Mes premières réflexions sur ce qu'un titre peut faire était de définir l'ambiance et le noyau sous-jacent de l'histoire du film, d'exprimer cette histoire de façon métaphorique. J'ai vu la séquence du générique comme un moyen de conditionner le public, de sorte que lorsque le film a réellement commencé, les spectateurs auraient déjà une résonance émotionnelle avec lui" disait-il.
Bass a une approche très épurée de la création graphique, avec un style moderne et nerveux. Dans ses créations, les lignes sont brisées ou droites, de manières récurrentes. Appliqué aux génériques de films, son sens de la composition et de la typographie, sa préférence pour la suggestion, et son attrait pour l'abstraction géométrique, font merveille.
Son travail n'a évidemment pas manqué de taper dans l'oeil averti d'Alfred Hitchcock, qui lui confiera la création des génériques de quelques unes de ses oeuvres parmi les plus célèbres. L'extraordinaire générique d'ouverture de Sueurs froides, pour commencer.
A revoir ci-dessous...
Création offrant une combinaison parfaite entre les plans sur les beaux yeux de Kim Novak, le thème musical non moins hypnothique de Bernard Herrmann, et tout le travail sur la typographie et les animations effectué par Saul Bass.
Petite cerise sur le gâteau des anecdotes, les fameuses spirales hypnotiques visibles dans la séquence sont l'oeuvre de l'artiste John Whitney Sr. Musicien, cinéaste expérimental, ce dernier est considéré comme le père de la conception d'images assistées par ordinateur, et poursuivra sa collaboration avec Saul Bass jusqu'en 1961.
Saul Bass insista sur le fait que les spirales du générique, qui représentent des spirales algébriques, devaient être précises et non dessinées à main levée. John Whitney Sr utilisa une énorme machine pour les concevoir. Une sorte d'ordinateur mécanique, qui était un système de verrouillage de cible de canon anti aérien conçu durant la Seconde Guerre mondiale, et qui pesait la bagatelle de 350 kg. Il fallait d'ailleurs pas moins de cinq hommes pour le manipuler. Combiné avec un Wave pendulum, c'est ce qui lui a permis de créer ces spirales parfaites.

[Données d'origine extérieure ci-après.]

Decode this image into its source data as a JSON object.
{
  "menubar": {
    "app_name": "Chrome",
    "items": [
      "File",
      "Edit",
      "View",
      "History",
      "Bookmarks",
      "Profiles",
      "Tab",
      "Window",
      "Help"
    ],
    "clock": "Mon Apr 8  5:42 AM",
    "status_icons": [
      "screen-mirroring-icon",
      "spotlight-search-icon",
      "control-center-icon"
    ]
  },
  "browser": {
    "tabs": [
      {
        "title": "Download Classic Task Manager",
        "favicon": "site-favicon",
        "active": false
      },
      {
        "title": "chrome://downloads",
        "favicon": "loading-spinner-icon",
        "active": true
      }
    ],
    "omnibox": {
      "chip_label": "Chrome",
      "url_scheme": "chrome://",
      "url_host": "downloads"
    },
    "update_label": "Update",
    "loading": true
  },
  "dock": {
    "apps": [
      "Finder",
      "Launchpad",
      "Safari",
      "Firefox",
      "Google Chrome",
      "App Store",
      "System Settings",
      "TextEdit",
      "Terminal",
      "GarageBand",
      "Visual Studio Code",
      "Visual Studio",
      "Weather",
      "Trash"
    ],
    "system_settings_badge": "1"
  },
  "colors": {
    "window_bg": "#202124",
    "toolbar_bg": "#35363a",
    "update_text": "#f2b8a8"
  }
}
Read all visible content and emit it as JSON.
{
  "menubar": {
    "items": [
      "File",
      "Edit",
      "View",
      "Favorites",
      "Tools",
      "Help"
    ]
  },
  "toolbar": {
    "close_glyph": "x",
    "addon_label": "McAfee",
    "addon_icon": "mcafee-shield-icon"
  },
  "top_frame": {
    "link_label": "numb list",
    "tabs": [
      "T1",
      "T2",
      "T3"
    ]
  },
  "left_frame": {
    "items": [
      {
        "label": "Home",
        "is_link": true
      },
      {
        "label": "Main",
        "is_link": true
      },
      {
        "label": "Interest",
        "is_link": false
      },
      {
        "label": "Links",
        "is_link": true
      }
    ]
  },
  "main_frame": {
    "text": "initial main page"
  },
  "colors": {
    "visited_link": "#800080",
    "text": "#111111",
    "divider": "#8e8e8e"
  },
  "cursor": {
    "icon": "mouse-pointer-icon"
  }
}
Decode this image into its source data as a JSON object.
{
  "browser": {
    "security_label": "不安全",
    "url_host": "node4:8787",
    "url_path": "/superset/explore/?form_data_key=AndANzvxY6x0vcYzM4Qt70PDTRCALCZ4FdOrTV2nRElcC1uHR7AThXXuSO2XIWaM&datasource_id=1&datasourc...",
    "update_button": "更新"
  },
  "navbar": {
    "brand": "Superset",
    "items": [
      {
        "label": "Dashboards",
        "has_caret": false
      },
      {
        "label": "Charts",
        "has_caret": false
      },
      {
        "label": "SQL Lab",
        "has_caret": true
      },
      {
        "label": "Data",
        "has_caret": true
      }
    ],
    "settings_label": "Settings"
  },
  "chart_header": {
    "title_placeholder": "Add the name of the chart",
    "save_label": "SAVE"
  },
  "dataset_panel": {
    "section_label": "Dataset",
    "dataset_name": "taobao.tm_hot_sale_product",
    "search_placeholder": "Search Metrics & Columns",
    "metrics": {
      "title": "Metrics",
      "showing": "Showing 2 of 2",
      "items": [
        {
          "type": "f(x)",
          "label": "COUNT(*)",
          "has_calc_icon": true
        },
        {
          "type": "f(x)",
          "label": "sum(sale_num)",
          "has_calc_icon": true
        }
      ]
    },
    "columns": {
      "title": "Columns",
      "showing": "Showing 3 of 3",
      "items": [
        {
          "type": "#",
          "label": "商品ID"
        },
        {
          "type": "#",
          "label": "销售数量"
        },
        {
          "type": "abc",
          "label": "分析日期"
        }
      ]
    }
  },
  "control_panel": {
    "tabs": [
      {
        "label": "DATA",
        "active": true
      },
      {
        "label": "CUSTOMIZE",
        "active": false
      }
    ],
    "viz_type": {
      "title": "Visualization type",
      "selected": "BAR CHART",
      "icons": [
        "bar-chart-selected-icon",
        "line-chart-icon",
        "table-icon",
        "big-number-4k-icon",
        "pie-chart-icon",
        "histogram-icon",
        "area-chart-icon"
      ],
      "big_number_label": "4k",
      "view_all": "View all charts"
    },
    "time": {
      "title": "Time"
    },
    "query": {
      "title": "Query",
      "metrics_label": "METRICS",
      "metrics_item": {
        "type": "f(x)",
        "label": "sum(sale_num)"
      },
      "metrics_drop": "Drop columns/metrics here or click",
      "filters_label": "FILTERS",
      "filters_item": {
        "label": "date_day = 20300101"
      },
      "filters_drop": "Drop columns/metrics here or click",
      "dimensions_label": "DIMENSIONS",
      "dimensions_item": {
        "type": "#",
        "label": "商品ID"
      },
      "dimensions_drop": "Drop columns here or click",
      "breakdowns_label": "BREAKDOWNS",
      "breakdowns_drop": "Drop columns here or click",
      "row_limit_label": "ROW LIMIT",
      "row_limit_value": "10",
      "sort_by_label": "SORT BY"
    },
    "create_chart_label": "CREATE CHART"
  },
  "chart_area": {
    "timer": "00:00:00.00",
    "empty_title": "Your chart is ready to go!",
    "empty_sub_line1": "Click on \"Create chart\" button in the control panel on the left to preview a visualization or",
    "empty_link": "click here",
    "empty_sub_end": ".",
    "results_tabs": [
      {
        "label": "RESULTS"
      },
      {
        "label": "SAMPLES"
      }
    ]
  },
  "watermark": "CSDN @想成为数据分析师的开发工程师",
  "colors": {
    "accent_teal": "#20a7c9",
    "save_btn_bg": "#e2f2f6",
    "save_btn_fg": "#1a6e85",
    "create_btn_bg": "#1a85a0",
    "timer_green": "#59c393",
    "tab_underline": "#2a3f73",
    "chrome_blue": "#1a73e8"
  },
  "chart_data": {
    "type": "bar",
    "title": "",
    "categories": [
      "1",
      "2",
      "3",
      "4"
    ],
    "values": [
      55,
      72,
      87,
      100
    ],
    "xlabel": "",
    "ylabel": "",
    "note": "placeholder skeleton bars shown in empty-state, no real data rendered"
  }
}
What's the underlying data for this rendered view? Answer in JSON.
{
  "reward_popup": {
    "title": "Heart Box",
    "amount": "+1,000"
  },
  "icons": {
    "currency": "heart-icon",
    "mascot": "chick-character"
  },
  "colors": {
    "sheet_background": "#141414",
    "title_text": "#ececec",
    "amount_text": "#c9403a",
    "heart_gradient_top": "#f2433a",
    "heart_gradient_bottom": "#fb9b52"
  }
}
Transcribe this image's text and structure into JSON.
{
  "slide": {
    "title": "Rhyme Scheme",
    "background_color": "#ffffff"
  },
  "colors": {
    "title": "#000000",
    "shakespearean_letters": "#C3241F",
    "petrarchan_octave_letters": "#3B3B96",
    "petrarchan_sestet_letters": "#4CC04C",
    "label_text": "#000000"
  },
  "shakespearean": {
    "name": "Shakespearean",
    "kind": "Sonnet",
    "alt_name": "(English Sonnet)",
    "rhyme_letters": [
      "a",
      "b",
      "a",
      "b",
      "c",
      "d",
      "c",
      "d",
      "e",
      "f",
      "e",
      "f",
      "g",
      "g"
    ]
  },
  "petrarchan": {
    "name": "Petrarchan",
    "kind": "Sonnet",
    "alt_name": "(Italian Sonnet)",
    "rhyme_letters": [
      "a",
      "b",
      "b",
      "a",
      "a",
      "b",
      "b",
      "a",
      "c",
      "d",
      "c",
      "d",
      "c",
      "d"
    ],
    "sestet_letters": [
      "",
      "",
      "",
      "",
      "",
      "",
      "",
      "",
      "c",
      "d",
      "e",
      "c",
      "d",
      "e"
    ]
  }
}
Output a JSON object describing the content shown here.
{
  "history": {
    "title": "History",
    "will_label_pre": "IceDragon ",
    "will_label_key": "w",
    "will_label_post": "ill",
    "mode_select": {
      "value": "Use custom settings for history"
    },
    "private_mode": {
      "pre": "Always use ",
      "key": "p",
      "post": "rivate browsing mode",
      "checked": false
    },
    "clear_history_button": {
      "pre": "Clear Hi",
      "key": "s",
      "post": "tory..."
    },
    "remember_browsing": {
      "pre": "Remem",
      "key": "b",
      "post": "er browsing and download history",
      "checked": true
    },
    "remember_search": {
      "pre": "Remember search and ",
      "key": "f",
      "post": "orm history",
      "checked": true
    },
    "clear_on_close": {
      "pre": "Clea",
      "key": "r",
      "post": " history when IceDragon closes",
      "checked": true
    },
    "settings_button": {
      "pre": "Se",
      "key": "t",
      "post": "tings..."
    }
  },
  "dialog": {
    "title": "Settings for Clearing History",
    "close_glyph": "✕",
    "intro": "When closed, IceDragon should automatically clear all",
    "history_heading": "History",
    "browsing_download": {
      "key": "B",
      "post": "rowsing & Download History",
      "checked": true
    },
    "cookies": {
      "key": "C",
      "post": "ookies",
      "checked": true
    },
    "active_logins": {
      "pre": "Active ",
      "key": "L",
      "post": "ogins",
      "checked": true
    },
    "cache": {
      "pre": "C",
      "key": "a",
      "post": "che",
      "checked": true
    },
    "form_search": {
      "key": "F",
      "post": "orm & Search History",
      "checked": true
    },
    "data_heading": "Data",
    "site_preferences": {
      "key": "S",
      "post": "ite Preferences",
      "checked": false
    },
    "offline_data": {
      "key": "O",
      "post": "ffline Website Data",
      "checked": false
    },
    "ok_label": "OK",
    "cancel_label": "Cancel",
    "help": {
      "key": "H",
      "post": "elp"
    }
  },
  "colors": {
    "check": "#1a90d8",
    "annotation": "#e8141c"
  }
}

Toujours est-il que le travail de Bass sur le générique de Sueurs froides marqua durablement la rétine et la mémoire cinéphilique de Scorsese, comme rappelé plus haut. Au point qu'il lui confiera, après avoir réalisé celui des Affranchis en 1990, le générique de son remake des Nerfs à vif, dont l'hommage à Sueurs froides est évident (jusqu'à la musique, due à l'origine à Bernard Herrmann, mais adaptée et réorchestrée par son disciple Elmer Bernstein).